His missive mentioned nothing about teachers or books or curriculum. Instead it went on for four pages about security measures the school has taken since a gunman committed mass murder there last February, killing 17 and injuring 17 more.
The school building now has a video intercom system with electronic door release, card readers to admit staff at “primary entry points,” new surveillance cameras, additional fencing and gates to establish a “secondary perimeter,” new classroom door locks, and additional security personnel. If that sounds more like prison than school, students and parents may simply have to get used to it.
The precautions are extensive, but hardly unique. Some Texas students are returning to schools staffed by anonymous “marshals” – employees who’ve completed voluntary training to carry concealed weapons, possibly including teachers. Last month, news broke that Education Secretary Betsy DeVos wanted to divert funds from an existing federal grant program to pay for guns and gun training for educators.
Whether armed teachers or administrative staff make schools safer is unknown. Before summer recess this year, children at U.S. schools engaged in several unintentional shootings. And a Stoneman Douglas teacher was charged with leaving his loaded Glock handgun in a beach restroom.

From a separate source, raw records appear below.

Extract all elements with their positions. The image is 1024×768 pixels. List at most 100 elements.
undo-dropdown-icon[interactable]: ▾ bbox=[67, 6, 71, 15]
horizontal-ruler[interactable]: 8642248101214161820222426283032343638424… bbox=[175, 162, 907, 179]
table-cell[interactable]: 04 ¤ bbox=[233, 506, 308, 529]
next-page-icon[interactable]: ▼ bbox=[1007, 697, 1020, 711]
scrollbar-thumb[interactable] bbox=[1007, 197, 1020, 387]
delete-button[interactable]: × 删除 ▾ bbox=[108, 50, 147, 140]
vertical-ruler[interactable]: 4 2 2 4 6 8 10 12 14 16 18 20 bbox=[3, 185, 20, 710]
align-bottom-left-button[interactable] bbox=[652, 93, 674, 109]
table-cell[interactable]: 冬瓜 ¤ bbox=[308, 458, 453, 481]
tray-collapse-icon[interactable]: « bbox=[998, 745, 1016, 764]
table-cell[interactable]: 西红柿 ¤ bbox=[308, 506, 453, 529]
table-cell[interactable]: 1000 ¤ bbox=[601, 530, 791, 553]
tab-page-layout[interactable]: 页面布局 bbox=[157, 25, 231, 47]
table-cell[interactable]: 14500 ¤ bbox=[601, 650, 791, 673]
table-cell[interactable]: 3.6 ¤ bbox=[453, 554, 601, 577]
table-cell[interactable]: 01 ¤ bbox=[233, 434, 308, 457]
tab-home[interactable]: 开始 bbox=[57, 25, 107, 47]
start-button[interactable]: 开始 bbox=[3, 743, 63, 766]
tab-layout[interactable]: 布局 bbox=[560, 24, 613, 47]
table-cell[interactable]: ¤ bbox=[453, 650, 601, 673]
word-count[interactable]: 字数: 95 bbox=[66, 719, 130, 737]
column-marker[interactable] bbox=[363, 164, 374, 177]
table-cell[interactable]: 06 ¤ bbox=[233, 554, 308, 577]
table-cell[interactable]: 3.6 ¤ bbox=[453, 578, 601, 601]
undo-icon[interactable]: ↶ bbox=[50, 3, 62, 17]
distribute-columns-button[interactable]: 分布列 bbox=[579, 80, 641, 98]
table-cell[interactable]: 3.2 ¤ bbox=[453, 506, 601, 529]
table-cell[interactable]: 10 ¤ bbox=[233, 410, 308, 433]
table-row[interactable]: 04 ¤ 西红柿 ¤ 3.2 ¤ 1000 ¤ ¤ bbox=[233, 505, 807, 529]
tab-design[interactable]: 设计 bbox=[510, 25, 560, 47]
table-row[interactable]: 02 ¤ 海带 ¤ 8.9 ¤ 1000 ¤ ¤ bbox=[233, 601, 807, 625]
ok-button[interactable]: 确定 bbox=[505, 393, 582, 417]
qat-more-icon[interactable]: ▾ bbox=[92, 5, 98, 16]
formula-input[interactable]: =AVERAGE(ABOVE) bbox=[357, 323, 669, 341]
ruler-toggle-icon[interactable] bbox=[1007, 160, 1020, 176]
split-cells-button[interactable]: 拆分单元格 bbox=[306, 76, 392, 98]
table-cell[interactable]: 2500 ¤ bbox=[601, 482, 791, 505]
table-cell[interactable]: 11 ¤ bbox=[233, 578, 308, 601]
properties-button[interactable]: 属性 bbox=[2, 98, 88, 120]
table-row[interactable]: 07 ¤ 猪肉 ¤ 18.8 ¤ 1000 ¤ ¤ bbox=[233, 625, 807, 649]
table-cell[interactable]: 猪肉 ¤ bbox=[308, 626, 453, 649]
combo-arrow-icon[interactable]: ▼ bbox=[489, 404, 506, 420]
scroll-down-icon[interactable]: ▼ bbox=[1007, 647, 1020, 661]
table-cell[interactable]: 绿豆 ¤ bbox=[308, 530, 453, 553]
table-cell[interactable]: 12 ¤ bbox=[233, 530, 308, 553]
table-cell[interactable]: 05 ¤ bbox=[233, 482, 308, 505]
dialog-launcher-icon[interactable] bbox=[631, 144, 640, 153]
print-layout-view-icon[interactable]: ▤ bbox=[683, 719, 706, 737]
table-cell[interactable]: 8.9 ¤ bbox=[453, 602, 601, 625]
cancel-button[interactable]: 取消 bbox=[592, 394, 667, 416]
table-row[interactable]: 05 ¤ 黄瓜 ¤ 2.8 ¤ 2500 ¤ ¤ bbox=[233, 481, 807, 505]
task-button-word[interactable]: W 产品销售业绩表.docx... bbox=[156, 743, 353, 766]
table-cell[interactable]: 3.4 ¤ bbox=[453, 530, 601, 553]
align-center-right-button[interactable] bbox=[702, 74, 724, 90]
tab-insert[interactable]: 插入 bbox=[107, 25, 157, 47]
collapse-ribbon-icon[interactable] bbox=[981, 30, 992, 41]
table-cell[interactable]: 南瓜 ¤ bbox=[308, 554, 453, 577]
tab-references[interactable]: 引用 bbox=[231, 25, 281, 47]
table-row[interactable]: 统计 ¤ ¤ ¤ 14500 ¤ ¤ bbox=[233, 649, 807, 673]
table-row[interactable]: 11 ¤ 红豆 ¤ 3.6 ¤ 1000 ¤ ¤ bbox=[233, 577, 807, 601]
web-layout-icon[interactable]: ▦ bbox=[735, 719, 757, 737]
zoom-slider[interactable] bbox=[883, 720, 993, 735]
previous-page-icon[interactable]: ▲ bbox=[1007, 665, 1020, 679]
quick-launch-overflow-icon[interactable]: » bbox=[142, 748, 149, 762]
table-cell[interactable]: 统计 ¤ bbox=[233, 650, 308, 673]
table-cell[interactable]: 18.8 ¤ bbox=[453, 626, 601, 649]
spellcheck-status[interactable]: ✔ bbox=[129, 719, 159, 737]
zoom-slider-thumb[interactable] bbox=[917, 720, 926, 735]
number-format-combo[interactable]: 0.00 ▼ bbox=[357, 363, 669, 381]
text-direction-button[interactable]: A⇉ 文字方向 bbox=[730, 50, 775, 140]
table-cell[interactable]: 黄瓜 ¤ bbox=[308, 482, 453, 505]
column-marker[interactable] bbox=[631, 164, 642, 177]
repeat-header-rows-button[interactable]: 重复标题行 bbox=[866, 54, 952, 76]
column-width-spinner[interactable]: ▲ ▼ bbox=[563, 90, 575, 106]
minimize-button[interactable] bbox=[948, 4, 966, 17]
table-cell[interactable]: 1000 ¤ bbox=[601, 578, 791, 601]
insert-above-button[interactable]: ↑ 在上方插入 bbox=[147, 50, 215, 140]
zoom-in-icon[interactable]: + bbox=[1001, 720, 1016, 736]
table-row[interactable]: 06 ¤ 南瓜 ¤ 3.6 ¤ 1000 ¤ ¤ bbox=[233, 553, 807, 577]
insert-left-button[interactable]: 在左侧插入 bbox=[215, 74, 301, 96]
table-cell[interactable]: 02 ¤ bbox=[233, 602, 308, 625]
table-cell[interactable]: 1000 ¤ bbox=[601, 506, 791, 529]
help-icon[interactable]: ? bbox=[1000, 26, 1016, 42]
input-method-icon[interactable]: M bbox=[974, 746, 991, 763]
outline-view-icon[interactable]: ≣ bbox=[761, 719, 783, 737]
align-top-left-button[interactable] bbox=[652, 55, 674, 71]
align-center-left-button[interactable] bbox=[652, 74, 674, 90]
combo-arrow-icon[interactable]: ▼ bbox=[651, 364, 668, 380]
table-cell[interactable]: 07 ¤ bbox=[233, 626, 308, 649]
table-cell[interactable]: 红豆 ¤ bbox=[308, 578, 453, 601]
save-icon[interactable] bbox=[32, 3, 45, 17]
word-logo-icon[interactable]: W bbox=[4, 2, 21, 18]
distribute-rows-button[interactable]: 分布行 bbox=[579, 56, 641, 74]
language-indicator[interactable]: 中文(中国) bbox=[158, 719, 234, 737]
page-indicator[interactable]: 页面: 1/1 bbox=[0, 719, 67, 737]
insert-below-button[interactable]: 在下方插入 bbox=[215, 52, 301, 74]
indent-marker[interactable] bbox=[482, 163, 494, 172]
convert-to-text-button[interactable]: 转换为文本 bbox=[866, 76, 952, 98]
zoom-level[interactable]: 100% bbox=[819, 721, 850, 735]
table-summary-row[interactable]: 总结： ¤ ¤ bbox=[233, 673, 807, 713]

In schools elsewhere, sophisticated technology, including facial recognition software, is being deployed in hopes of making shootings less likely.
What all these efforts have in common is obvious: They attempt to compensate for Congress’s failure to pass laws making it more difficult for dangerous people to get hold of devastating firepower, or for children to access guns in their own homes or those of relatives. Many states do no better.

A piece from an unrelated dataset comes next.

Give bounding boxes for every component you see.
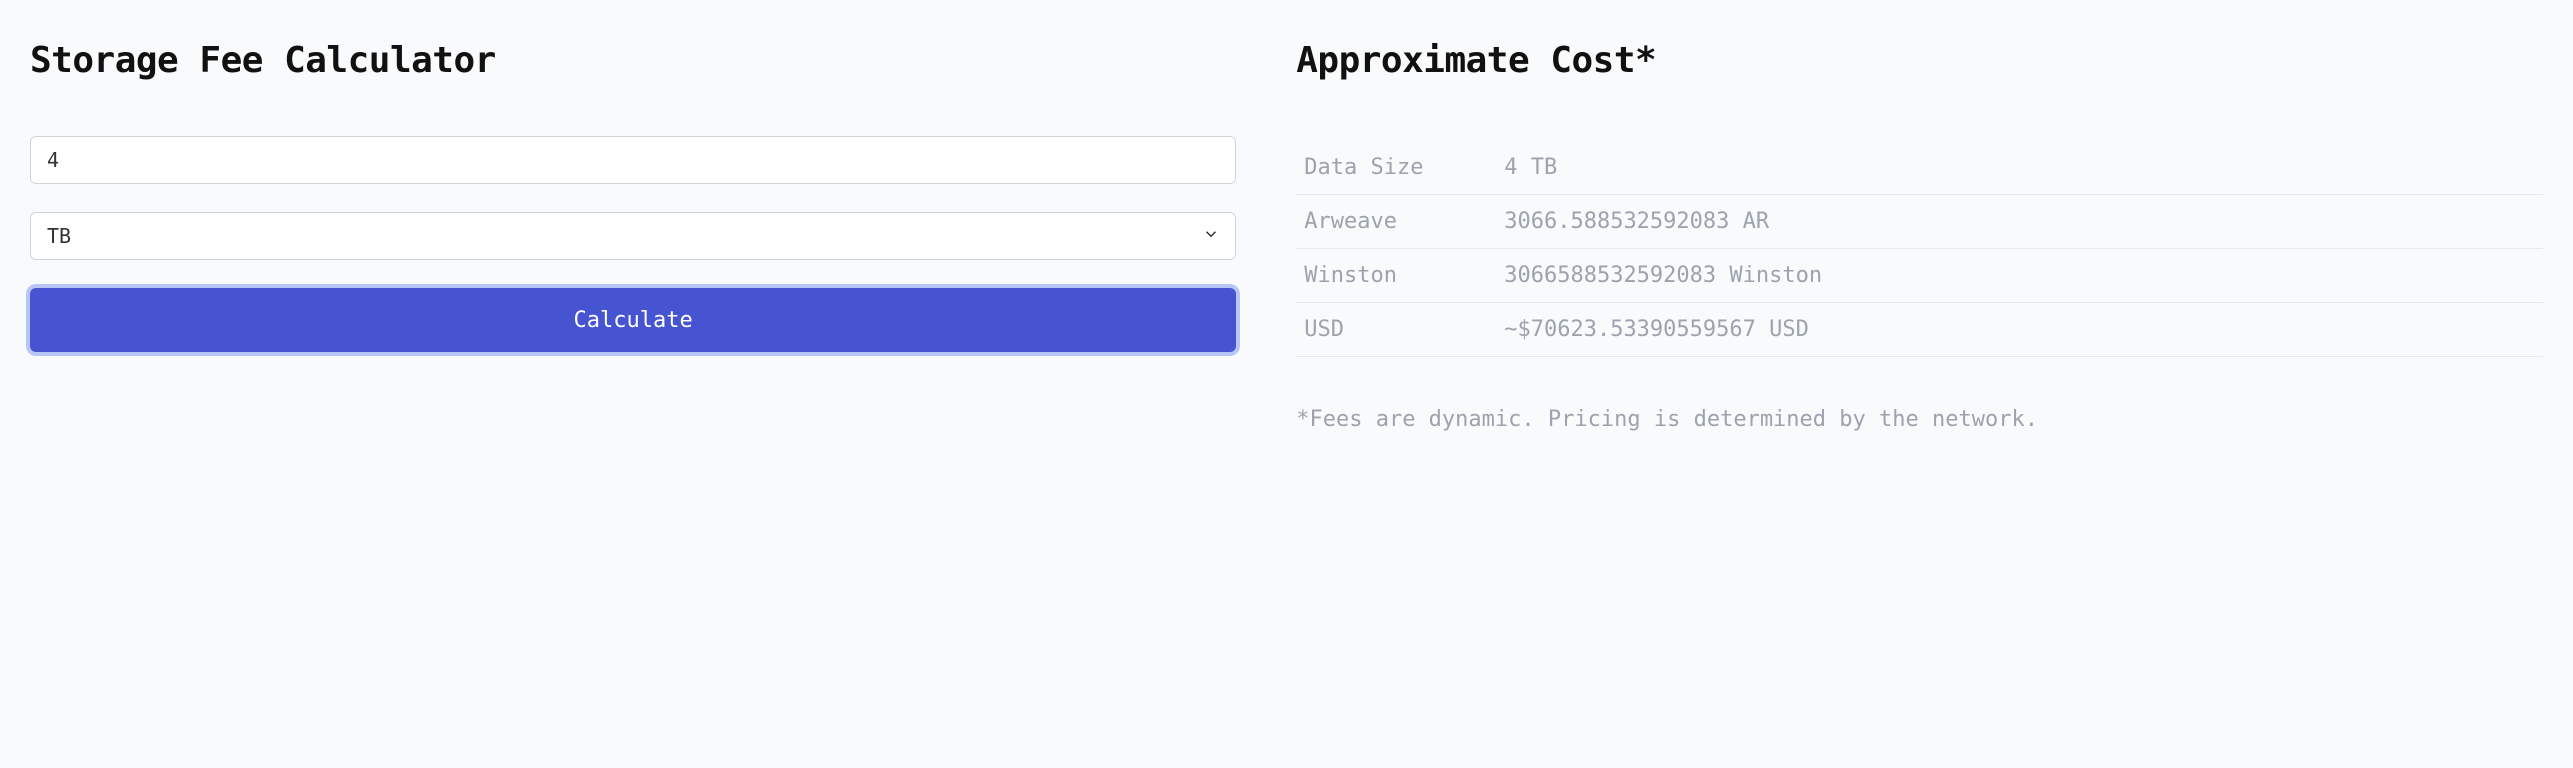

In Florida, the massacre at Marjory Stoneman moved politicians to make changes. The state established a law which allows authorities to temporarily restrict access to guns by people who are a risk to themselves or others, raises to 21 the minimum age to purchase a firearm, extends the waiting period on gun purchases to at least three days, and bans bump stocks, the dangerous rifle accessory used by the gunman who killed 58 people and injured hundreds at a Las Vegas concert last year.
But Florida gun laws remain inadequate, and the state’s oversight is so lax, it all but invites violence. Florida has granted an astonishing 2 million concealed carry permits. What are the chances that all 2 million permit holders are responsible gun owners?

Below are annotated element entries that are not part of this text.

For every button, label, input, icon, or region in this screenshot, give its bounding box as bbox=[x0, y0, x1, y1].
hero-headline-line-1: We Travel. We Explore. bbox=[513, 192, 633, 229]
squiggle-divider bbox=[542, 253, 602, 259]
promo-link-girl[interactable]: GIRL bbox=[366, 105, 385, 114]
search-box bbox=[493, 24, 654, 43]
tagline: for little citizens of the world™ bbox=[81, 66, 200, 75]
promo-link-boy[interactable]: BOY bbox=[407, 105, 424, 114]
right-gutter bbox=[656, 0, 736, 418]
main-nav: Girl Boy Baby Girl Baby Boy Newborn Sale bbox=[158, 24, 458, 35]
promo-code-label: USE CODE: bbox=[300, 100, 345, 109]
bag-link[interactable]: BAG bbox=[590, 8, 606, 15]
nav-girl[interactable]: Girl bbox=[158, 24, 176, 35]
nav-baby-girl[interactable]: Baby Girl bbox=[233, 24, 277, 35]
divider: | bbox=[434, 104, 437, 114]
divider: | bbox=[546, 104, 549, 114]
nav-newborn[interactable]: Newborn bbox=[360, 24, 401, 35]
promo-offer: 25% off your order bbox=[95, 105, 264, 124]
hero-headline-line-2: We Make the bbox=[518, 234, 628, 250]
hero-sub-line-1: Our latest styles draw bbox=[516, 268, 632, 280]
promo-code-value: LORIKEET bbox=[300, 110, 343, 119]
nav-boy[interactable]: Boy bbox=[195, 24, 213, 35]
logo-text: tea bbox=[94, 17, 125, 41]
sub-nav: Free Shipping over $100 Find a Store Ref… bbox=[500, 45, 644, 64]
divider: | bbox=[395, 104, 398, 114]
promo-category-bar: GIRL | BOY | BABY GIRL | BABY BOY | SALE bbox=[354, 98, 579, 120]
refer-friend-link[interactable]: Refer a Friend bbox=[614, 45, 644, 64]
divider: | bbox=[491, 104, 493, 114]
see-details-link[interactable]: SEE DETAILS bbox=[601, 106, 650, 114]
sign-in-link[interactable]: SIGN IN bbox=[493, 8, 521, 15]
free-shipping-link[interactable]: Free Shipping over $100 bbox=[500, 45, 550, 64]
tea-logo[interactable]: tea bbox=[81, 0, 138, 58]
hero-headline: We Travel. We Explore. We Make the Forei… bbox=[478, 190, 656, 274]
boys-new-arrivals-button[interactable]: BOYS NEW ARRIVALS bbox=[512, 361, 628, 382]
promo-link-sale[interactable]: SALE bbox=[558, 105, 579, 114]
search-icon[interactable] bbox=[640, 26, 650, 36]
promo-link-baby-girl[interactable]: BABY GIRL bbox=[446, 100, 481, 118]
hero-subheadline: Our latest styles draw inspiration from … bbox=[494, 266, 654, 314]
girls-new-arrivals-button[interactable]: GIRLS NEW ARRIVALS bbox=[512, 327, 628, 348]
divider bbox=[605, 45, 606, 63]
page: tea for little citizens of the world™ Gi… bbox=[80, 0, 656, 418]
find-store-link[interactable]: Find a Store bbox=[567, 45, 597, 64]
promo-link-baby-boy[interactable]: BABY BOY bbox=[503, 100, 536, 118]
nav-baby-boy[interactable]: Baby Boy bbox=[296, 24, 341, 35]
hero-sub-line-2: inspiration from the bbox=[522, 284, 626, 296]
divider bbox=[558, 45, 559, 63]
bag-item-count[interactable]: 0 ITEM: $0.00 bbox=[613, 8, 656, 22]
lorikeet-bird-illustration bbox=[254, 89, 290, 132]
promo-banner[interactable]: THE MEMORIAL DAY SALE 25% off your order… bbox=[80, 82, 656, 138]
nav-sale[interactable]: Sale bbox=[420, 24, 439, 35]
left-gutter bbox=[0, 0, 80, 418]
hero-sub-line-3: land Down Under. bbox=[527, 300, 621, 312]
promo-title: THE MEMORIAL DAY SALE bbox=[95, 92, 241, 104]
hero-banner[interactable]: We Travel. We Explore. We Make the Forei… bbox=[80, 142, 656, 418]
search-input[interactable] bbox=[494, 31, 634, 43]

Worse, from February 2016 to March 2017 Florida failed to review the national criminal background checks of tens of thousands of applicants for concealed carry permits – allowing hundreds of unqualified applicants to get them. (Adam Putnam, the state commissioner of agriculture, whose office is in charge of the permits, has called himself a “proud NRA sellout.”)
Turning American schools into high-security armed camps is a grim, if understandable, response to abject political failure. Perhaps if there were more responsible people in public life, schools would have less need to operate like prisons.